M., en remplacement, est intervenue aussi auprès de détenus majeurs. « C’est un rôle difficile. Pour la Direction, qui nous accepte bien, nous faisons de l’occupationnel. Avec les surveillants, ça va, mais dans d’autres prisons nous serions facilement cataloguées comme prostituées ! Les détenus que nous rencontrons sont triés sur le volet : notre activité n’est pas proposée à ceux qui ont des problèmes de comportement ».
Aux détenus adultes il est proposé du soutien scolaire : de l’enseignement général (mathématiques, français, physique, langue...), voire de l’enseignement supérieur (droit, philosophie, économie), en commençant par la lutte contre l’illettrisme si nécessaire.
génépi organise aussi des activités socio-culturelles : théâtre, hip hop, création artistique, mais aussi revue de presse, aide à la préparation du code de la route,... « Un stage de danses bretonnes, où sont venus surtout des jeunes musulmans, a eu beaucoup de succès » raconte M.
Occasionnellement, l’association génépi organise des rencontres sportives, spectacles, concerts... au sein des établissements pénitentiaires.

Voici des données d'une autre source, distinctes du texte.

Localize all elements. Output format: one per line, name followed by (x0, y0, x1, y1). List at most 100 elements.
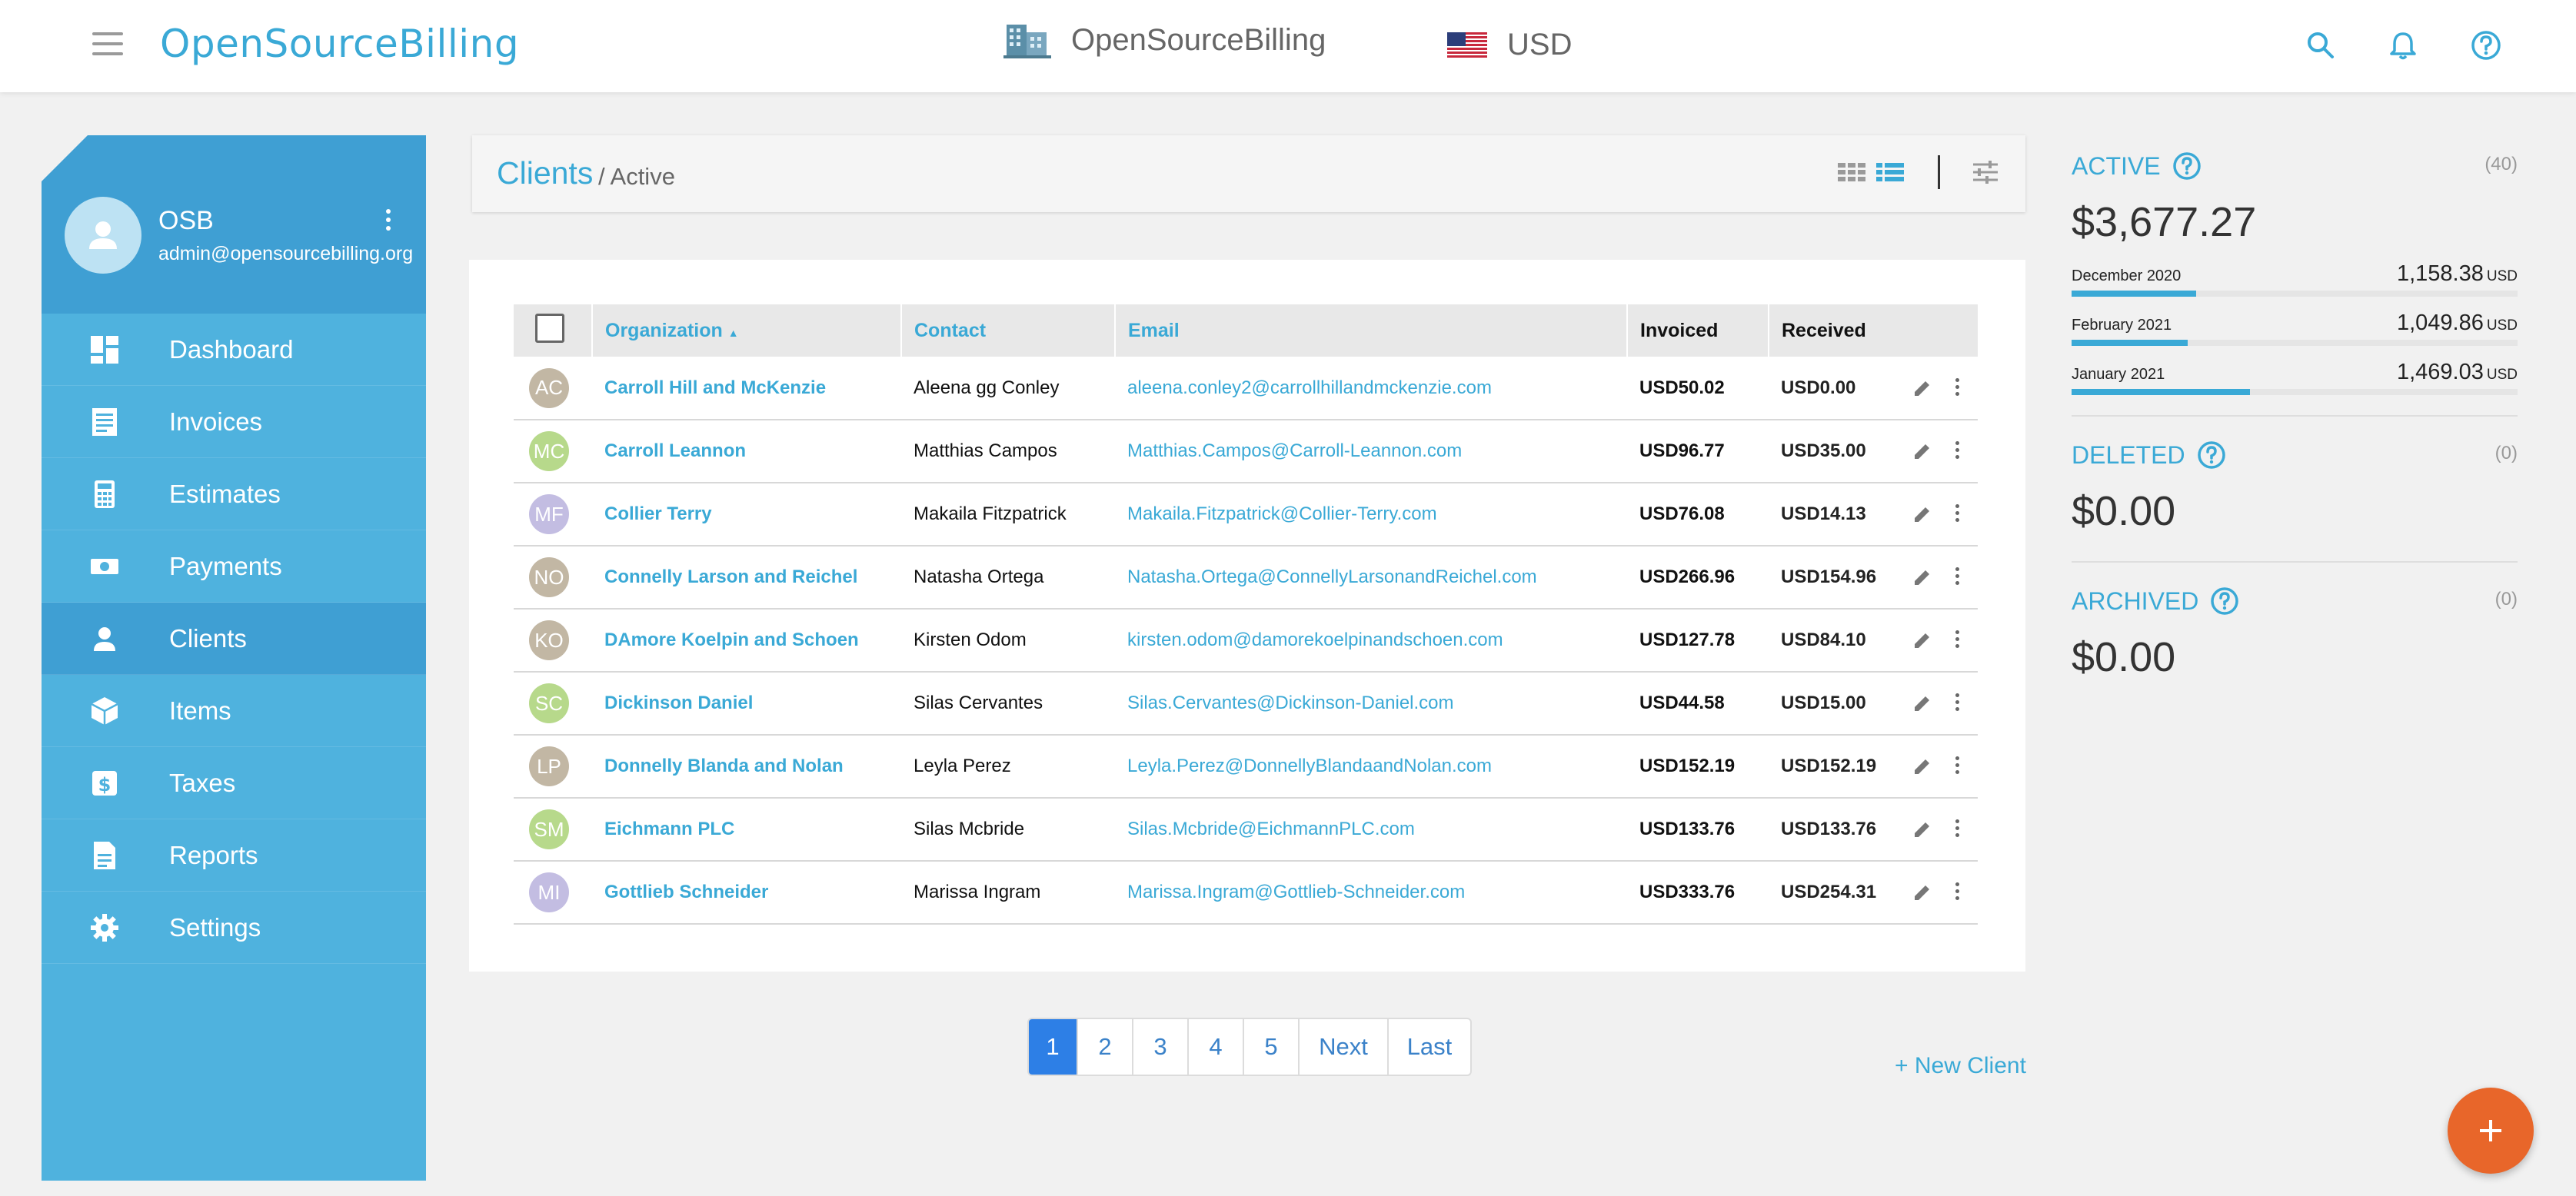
client-received: USD35.00 (1781, 440, 1866, 461)
breakdown-month: February 2021 (2072, 317, 2172, 334)
table-row[interactable]: LP Donnelly Blanda and Nolan Leyla Perez… (514, 735, 1978, 798)
client-organization-link[interactable]: Gottlieb Schneider (592, 861, 901, 924)
page-5-button[interactable]: 5 (1244, 1019, 1300, 1075)
help-icon[interactable] (2172, 151, 2202, 181)
company-switcher[interactable]: OpenSourceBilling (1003, 22, 1326, 58)
client-email-link[interactable]: Makaila.Fitzpatrick@Collier-Terry.com (1115, 483, 1627, 546)
edit-icon[interactable] (1912, 819, 1933, 840)
row-menu-icon[interactable] (1953, 882, 1961, 902)
filter-settings-icon[interactable] (1970, 158, 2001, 186)
bell-icon[interactable] (2385, 28, 2421, 63)
client-organization-link[interactable]: DAmore Koelpin and Schoen (592, 609, 901, 672)
column-email[interactable]: Email (1115, 304, 1628, 357)
deleted-summary: DELETED (0) $0.00 (2072, 440, 2518, 535)
plus-icon (2480, 1120, 2501, 1141)
page-3-button[interactable]: 3 (1133, 1019, 1189, 1075)
sidebar-item-invoices[interactable]: Invoices (42, 386, 426, 458)
row-menu-icon[interactable] (1953, 630, 1961, 650)
user-icon (89, 221, 117, 249)
client-organization-link[interactable]: Carroll Hill and McKenzie (592, 357, 901, 420)
row-menu-icon[interactable] (1953, 504, 1961, 524)
list-view-icon[interactable] (1875, 158, 1905, 186)
currency-selector[interactable]: USD (1447, 28, 1572, 62)
breakdown-bar-fill (2072, 340, 2188, 346)
table-row[interactable]: AC Carroll Hill and McKenzie Aleena gg C… (514, 357, 1978, 420)
sidebar-item-label: Items (169, 696, 231, 725)
sidebar-item-dashboard[interactable]: Dashboard (42, 314, 426, 386)
client-avatar: AC (529, 367, 569, 408)
grid-view-icon[interactable] (1836, 158, 1867, 186)
sidebar-item-settings[interactable]: Settings (42, 892, 426, 964)
client-email-link[interactable]: Silas.Mcbride@EichmannPLC.com (1115, 798, 1627, 861)
column-contact[interactable]: Contact (901, 304, 1116, 357)
client-email-link[interactable]: Leyla.Perez@DonnellyBlandaandNolan.com (1115, 735, 1627, 798)
sidebar-item-estimates[interactable]: Estimates (42, 458, 426, 530)
row-menu-icon[interactable] (1953, 377, 1961, 398)
table-row[interactable]: SC Dickinson Daniel Silas Cervantes Sila… (514, 672, 1978, 735)
edit-icon[interactable] (1912, 693, 1933, 714)
sort-asc-icon: ▲ (727, 326, 739, 339)
client-email-link[interactable]: Marissa.Ingram@Gottlieb-Schneider.com (1115, 861, 1627, 924)
edit-icon[interactable] (1912, 630, 1933, 651)
client-organization-link[interactable]: Donnelly Blanda and Nolan (592, 735, 901, 798)
client-contact: Matthias Campos (914, 440, 1057, 461)
page-4-button[interactable]: 4 (1189, 1019, 1244, 1075)
help-icon[interactable] (2196, 440, 2227, 470)
client-organization-link[interactable]: Dickinson Daniel (592, 672, 901, 735)
row-menu-icon[interactable] (1953, 756, 1961, 776)
page-2-button[interactable]: 2 (1078, 1019, 1133, 1075)
help-icon[interactable] (2209, 586, 2240, 616)
new-client-link[interactable]: + New Client (1895, 1053, 2026, 1079)
archived-summary: ARCHIVED (0) $0.00 (2072, 586, 2518, 681)
client-organization-link[interactable]: Eichmann PLC (592, 798, 901, 861)
sidebar-item-items[interactable]: Items (42, 675, 426, 747)
edit-icon[interactable] (1912, 566, 1933, 588)
table-row[interactable]: SM Eichmann PLC Silas Mcbride Silas.Mcbr… (514, 798, 1978, 861)
table-row[interactable]: MC Carroll Leannon Matthias Campos Matth… (514, 420, 1978, 483)
sidebar-item-reports[interactable]: Reports (42, 819, 426, 892)
table-row[interactable]: MI Gottlieb Schneider Marissa Ingram Mar… (514, 861, 1978, 924)
client-email-link[interactable]: aleena.conley2@carrollhillandmckenzie.co… (1115, 357, 1627, 420)
edit-icon[interactable] (1912, 440, 1933, 462)
client-email-link[interactable]: Natasha.Ortega@ConnellyLarsonandReichel.… (1115, 546, 1627, 609)
client-organization-link[interactable]: Collier Terry (592, 483, 901, 546)
last-page-button[interactable]: Last (1389, 1019, 1470, 1075)
client-email-link[interactable]: Matthias.Campos@Carroll-Leannon.com (1115, 420, 1627, 483)
edit-icon[interactable] (1912, 503, 1933, 525)
edit-icon[interactable] (1912, 882, 1933, 903)
search-icon[interactable] (2303, 28, 2338, 63)
help-icon[interactable] (2468, 28, 2504, 63)
sidebar-item-payments[interactable]: Payments (42, 530, 426, 603)
table-row[interactable]: KO DAmore Koelpin and Schoen Kirsten Odo… (514, 609, 1978, 672)
client-avatar: MF (529, 494, 569, 534)
client-invoiced: USD266.96 (1639, 566, 1736, 587)
archived-amount: $0.00 (2072, 634, 2176, 680)
menu-icon[interactable] (92, 32, 123, 58)
user-menu-icon[interactable] (382, 209, 394, 240)
client-email-link[interactable]: kirsten.odom@damorekoelpinandschoen.com (1115, 609, 1627, 672)
select-all-checkbox[interactable] (535, 313, 564, 343)
table-row[interactable]: NO Connelly Larson and Reichel Natasha O… (514, 546, 1978, 609)
avatar[interactable] (65, 197, 141, 274)
table-row[interactable]: MF Collier Terry Makaila Fitzpatrick Mak… (514, 483, 1978, 546)
row-menu-icon[interactable] (1953, 441, 1961, 461)
row-menu-icon[interactable] (1953, 567, 1961, 587)
page-1-button[interactable]: 1 (1029, 1019, 1078, 1075)
brand-logo[interactable]: OpenSourceBilling (160, 22, 519, 66)
edit-icon[interactable] (1912, 377, 1933, 399)
add-fab-button[interactable] (2448, 1088, 2534, 1174)
client-organization-link[interactable]: Connelly Larson and Reichel (592, 546, 901, 609)
breakdown-unit: USD (2486, 268, 2518, 284)
row-menu-icon[interactable] (1953, 819, 1961, 839)
next-page-button[interactable]: Next (1300, 1019, 1389, 1075)
table-body: AC Carroll Hill and McKenzie Aleena gg C… (514, 357, 1978, 924)
client-email-link[interactable]: Silas.Cervantes@Dickinson-Daniel.com (1115, 672, 1627, 735)
sidebar-item-clients[interactable]: Clients (42, 603, 426, 675)
edit-icon[interactable] (1912, 756, 1933, 777)
client-received: USD15.00 (1781, 693, 1866, 713)
client-organization-link[interactable]: Carroll Leannon (592, 420, 901, 483)
row-menu-icon[interactable] (1953, 693, 1961, 713)
column-organization[interactable]: Organization ▲ (592, 304, 902, 357)
sidebar-item-taxes[interactable]: $ Taxes (42, 747, 426, 819)
client-avatar: LP (529, 746, 569, 786)
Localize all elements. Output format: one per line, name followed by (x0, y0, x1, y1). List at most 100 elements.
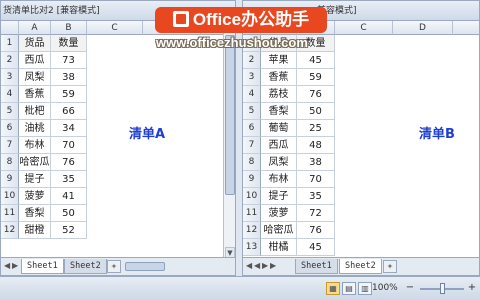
cell-goods[interactable]: 西瓜 (261, 137, 297, 154)
column-header-a[interactable]: A (19, 21, 51, 35)
cell-goods[interactable]: 甜橙 (19, 222, 51, 239)
cell-goods[interactable]: 香蕉 (261, 69, 297, 86)
row-header[interactable]: 9 (1, 171, 19, 188)
cell-quantity[interactable]: 76 (51, 154, 87, 171)
row-header[interactable]: 6 (1, 120, 19, 137)
normal-view-icon[interactable]: ▦ (326, 282, 340, 295)
zoom-level[interactable]: 100% (372, 283, 398, 293)
row-header[interactable]: 4 (1, 86, 19, 103)
column-header-c[interactable]: C (335, 21, 393, 35)
row-header[interactable]: 1 (1, 35, 19, 52)
cell-goods[interactable]: 西瓜 (19, 52, 51, 69)
select-all-corner[interactable] (1, 21, 19, 35)
cell-quantity[interactable]: 59 (297, 69, 335, 86)
cell-goods[interactable]: 油桃 (19, 120, 51, 137)
row-header[interactable]: 12 (1, 222, 19, 239)
cell-quantity[interactable]: 35 (51, 171, 87, 188)
tab-nav-next-icon[interactable]: ▶ (262, 261, 268, 270)
cell-quantity[interactable]: 25 (297, 120, 335, 137)
cell-goods[interactable]: 哈密瓜 (261, 222, 297, 239)
insert-sheet-icon[interactable]: ✦ (107, 260, 121, 273)
column-header-d[interactable]: D (393, 21, 453, 35)
row-header[interactable]: 2 (243, 52, 261, 69)
tab-nav-first-icon[interactable]: ◀ (246, 261, 252, 270)
cell-quantity[interactable]: 45 (297, 239, 335, 256)
cell-quantity[interactable]: 38 (51, 69, 87, 86)
cell-goods[interactable]: 香梨 (19, 205, 51, 222)
header-cell-goods[interactable]: 货品 (19, 35, 51, 52)
cell-quantity[interactable]: 70 (51, 137, 87, 154)
zoom-in-button[interactable]: + (466, 282, 478, 293)
cell-quantity[interactable]: 72 (297, 205, 335, 222)
row-header[interactable]: 7 (1, 137, 19, 154)
insert-sheet-icon[interactable]: ✦ (383, 260, 397, 273)
row-header[interactable]: 11 (1, 205, 19, 222)
row-header[interactable]: 10 (243, 188, 261, 205)
cell-quantity[interactable]: 41 (51, 188, 87, 205)
cell-quantity[interactable]: 34 (51, 120, 87, 137)
column-header-e[interactable] (453, 21, 479, 35)
right-tab-sheet2[interactable]: Sheet2 (339, 259, 382, 274)
cell-quantity[interactable]: 35 (297, 188, 335, 205)
cell-quantity[interactable]: 50 (297, 103, 335, 120)
cell-goods[interactable]: 菠萝 (19, 188, 51, 205)
row-header[interactable]: 4 (243, 86, 261, 103)
column-header-c[interactable]: C (87, 21, 143, 35)
row-header[interactable]: 7 (243, 137, 261, 154)
cell-goods[interactable]: 香蕉 (19, 86, 51, 103)
left-tab-sheet2[interactable]: Sheet2 (64, 259, 107, 274)
cell-goods[interactable]: 哈密瓜 (19, 154, 51, 171)
row-header[interactable]: 8 (1, 154, 19, 171)
cell-quantity[interactable]: 48 (297, 137, 335, 154)
row-header[interactable]: 2 (1, 52, 19, 69)
row-header[interactable]: 10 (1, 188, 19, 205)
left-scroll-thumb[interactable] (225, 35, 235, 195)
page-layout-view-icon[interactable]: ▤ (342, 282, 356, 295)
row-header[interactable]: 5 (1, 103, 19, 120)
cell-quantity[interactable]: 38 (297, 154, 335, 171)
cell-quantity[interactable]: 70 (297, 171, 335, 188)
cell-goods[interactable]: 提子 (261, 188, 297, 205)
cell-goods[interactable]: 菠萝 (261, 205, 297, 222)
row-header[interactable]: 9 (243, 171, 261, 188)
row-header[interactable]: 6 (243, 120, 261, 137)
cell-quantity[interactable]: 76 (297, 86, 335, 103)
header-cell-quantity[interactable]: 数量 (51, 35, 87, 52)
tab-nav-first-icon[interactable]: ◀ (4, 261, 10, 270)
cell-goods[interactable]: 提子 (19, 171, 51, 188)
column-header-b[interactable]: B (51, 21, 87, 35)
row-header[interactable]: 11 (243, 205, 261, 222)
cell-goods[interactable]: 葡萄 (261, 120, 297, 137)
cell-quantity[interactable]: 73 (51, 52, 87, 69)
cell-goods[interactable]: 荔枝 (261, 86, 297, 103)
right-tab-sheet1[interactable]: Sheet1 (295, 259, 338, 274)
zoom-out-button[interactable]: − (404, 282, 416, 293)
row-header[interactable]: 13 (243, 239, 261, 256)
tab-nav-last-icon[interactable]: ▶ (270, 261, 276, 270)
left-vertical-scrollbar[interactable]: ▲ ▼ (223, 21, 235, 259)
row-header[interactable]: 3 (1, 69, 19, 86)
page-break-preview-icon[interactable]: ▥ (358, 282, 372, 295)
tab-nav-prev-icon[interactable]: ◀ (254, 261, 260, 270)
cell-goods[interactable]: 枇杷 (19, 103, 51, 120)
tab-nav-last-icon[interactable]: ▶ (12, 261, 18, 270)
left-horizontal-scroll-thumb[interactable] (125, 262, 165, 271)
cell-quantity[interactable]: 76 (297, 222, 335, 239)
cell-goods[interactable]: 香梨 (261, 103, 297, 120)
cell-quantity[interactable]: 45 (297, 52, 335, 69)
cell-goods[interactable]: 布林 (19, 137, 51, 154)
left-tab-sheet1[interactable]: Sheet1 (21, 259, 64, 274)
row-header[interactable]: 3 (243, 69, 261, 86)
cell-goods[interactable]: 凤梨 (261, 154, 297, 171)
cell-goods[interactable]: 柑橘 (261, 239, 297, 256)
cell-goods[interactable]: 凤梨 (19, 69, 51, 86)
cell-quantity[interactable]: 66 (51, 103, 87, 120)
row-header[interactable]: 5 (243, 103, 261, 120)
zoom-slider-thumb[interactable] (440, 283, 445, 294)
cell-goods[interactable]: 苹果 (261, 52, 297, 69)
cell-quantity[interactable]: 50 (51, 205, 87, 222)
cell-quantity[interactable]: 52 (51, 222, 87, 239)
row-header[interactable]: 12 (243, 222, 261, 239)
cell-quantity[interactable]: 59 (51, 86, 87, 103)
cell-goods[interactable]: 布林 (261, 171, 297, 188)
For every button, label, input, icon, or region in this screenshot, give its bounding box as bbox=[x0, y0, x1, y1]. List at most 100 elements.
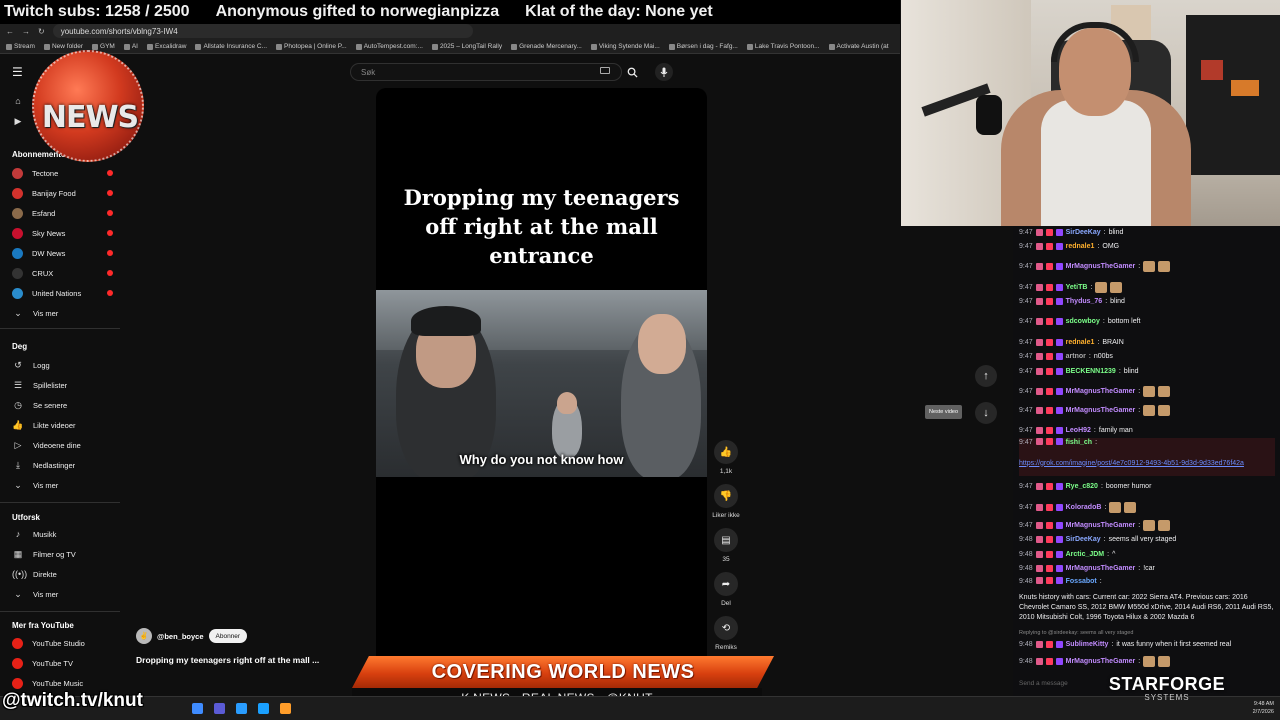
sidebar-item-channel[interactable]: Esfand bbox=[12, 206, 113, 220]
mic-button[interactable] bbox=[655, 63, 673, 81]
chat-username[interactable]: Arctic_JDM bbox=[1066, 551, 1105, 558]
chat-username[interactable]: SirDeeKay bbox=[1066, 536, 1101, 543]
subscribe-button[interactable]: Abonner bbox=[208, 629, 248, 643]
sidebar-item-you[interactable]: ↺ Logg bbox=[12, 358, 49, 372]
chat-message[interactable]: 9:47 artnor: n00bs bbox=[1019, 350, 1275, 362]
bookmark-item[interactable]: Viking Sytende Mai... bbox=[590, 43, 660, 50]
chat-username[interactable]: rednale1 bbox=[1066, 243, 1095, 250]
show-more-button[interactable]: ⌄ Vis mer bbox=[12, 587, 58, 601]
keyboard-icon[interactable] bbox=[600, 67, 610, 74]
chat-message[interactable]: 9:47 MrMagnusTheGamer: bbox=[1019, 260, 1275, 272]
chat-message[interactable]: 9:47 rednale1: BRAIN bbox=[1019, 336, 1275, 348]
chat-username[interactable]: fishi_ch bbox=[1066, 438, 1092, 448]
explorer-icon[interactable] bbox=[258, 703, 269, 714]
address-bar[interactable]: youtube.com/shorts/vblng73-IW4 bbox=[52, 24, 473, 38]
chat-message[interactable]: 9:48 Fossabot: Knuts history with cars: Cu… bbox=[1019, 577, 1275, 625]
sidebar-item-channel[interactable]: Banijay Food bbox=[12, 186, 113, 200]
sidebar-item-explore[interactable]: ♪ Musikk bbox=[12, 527, 57, 541]
discord-icon[interactable] bbox=[214, 703, 225, 714]
chat-username[interactable]: MrMagnusTheGamer bbox=[1066, 388, 1136, 395]
chat-username[interactable]: MrMagnusTheGamer bbox=[1066, 658, 1136, 665]
chat-message[interactable]: 9:47 Thydus_76: blind bbox=[1019, 295, 1275, 307]
chat-message[interactable]: 9:47 SirDeeKay: blind bbox=[1019, 226, 1275, 238]
like-button[interactable]: 👍 1,1k bbox=[711, 440, 741, 475]
chat-username[interactable]: Fossabot bbox=[1066, 577, 1097, 587]
share-button[interactable]: ➦ Del bbox=[711, 572, 741, 607]
sidebar-item-more[interactable]: YouTube Studio bbox=[12, 636, 85, 650]
sidebar-item-more[interactable]: YouTube TV bbox=[12, 656, 73, 670]
bookmark-item[interactable]: Børsen i dag - Fafg... bbox=[668, 43, 738, 50]
remix-button[interactable]: ⟲ Remiks bbox=[711, 616, 741, 651]
obs-icon[interactable] bbox=[280, 703, 291, 714]
chat-username[interactable]: SublimeKitty bbox=[1066, 641, 1109, 648]
chat-message[interactable]: 9:47 MrMagnusTheGamer: bbox=[1019, 404, 1275, 416]
channel-handle[interactable]: @ben_boyce bbox=[157, 632, 204, 641]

Ces différentes interventions en détention ont toutes pour but d’aider à la réinsertion des personnes détenues à leur sortie. « Les détenus nous disent que nous sommes une bouffée d’oxygène, en apportant gaieté, sourire, bonne humeur ».
Changer ?
La situation en prison, de plus en plus dénoncée, peut-elle changer ? M n’y croit pas. « Si l’on construit de nouvelles prison, cela va inciter les juges à les remplir. La prison est souvent une alternative au manque de travailleurs sociaux. Il y a actuellement un travailleur social pour 100 détenus. C’est n’importe quoi » dit M.
En France il y a environ 1500 génépistes. : « On ne peut faire cela que lorsqu’on est étudiant. Quand j’aurai fini mes études, je m’engagerai de façon différente mais je m’engagerai » dit M. qui, manifestement, a du cœur dans les idées !
Un questionnaire sur les prisons ?
Genepi
Suite à de violentes émeutes au début des années 70, les pouvoirs publics décident d’ouvrir les prisons et font appel à des intervenants extérieurs. C’est dans ce contexte que M. Stoléru, alors conseiller économique à la Présidence de la République, est chargé de solliciter les étudiants. Il organise une rencontre entre élèves de Grandes Ecoles et l’Administration pénitentiaire qui aboutira au dépôt des Statuts du GENEPI le 26 mai 1976.
Objectifs
Le GENEPI est une association « loi 1901 » à but non lucratif sans affiliation politique ni religieuse.
Le GENEPI a pour objet de « collaborer à l’effort public en faveur de la réinsertion sociale des personnes incarcérées par le développement de contacts entre les étudiants de l’enseignement supérieur et le monde pénitentiaire. » (Article 3 des statuts)
Pour atteindre cet objectif, le GENEPI se donne deux moyens :
- - des interventions en détention (des cours et des animations dans des domaines très variés).
- - des actions d’information et de sensibilisation du public touchant aux domaines de la prison et de la justice.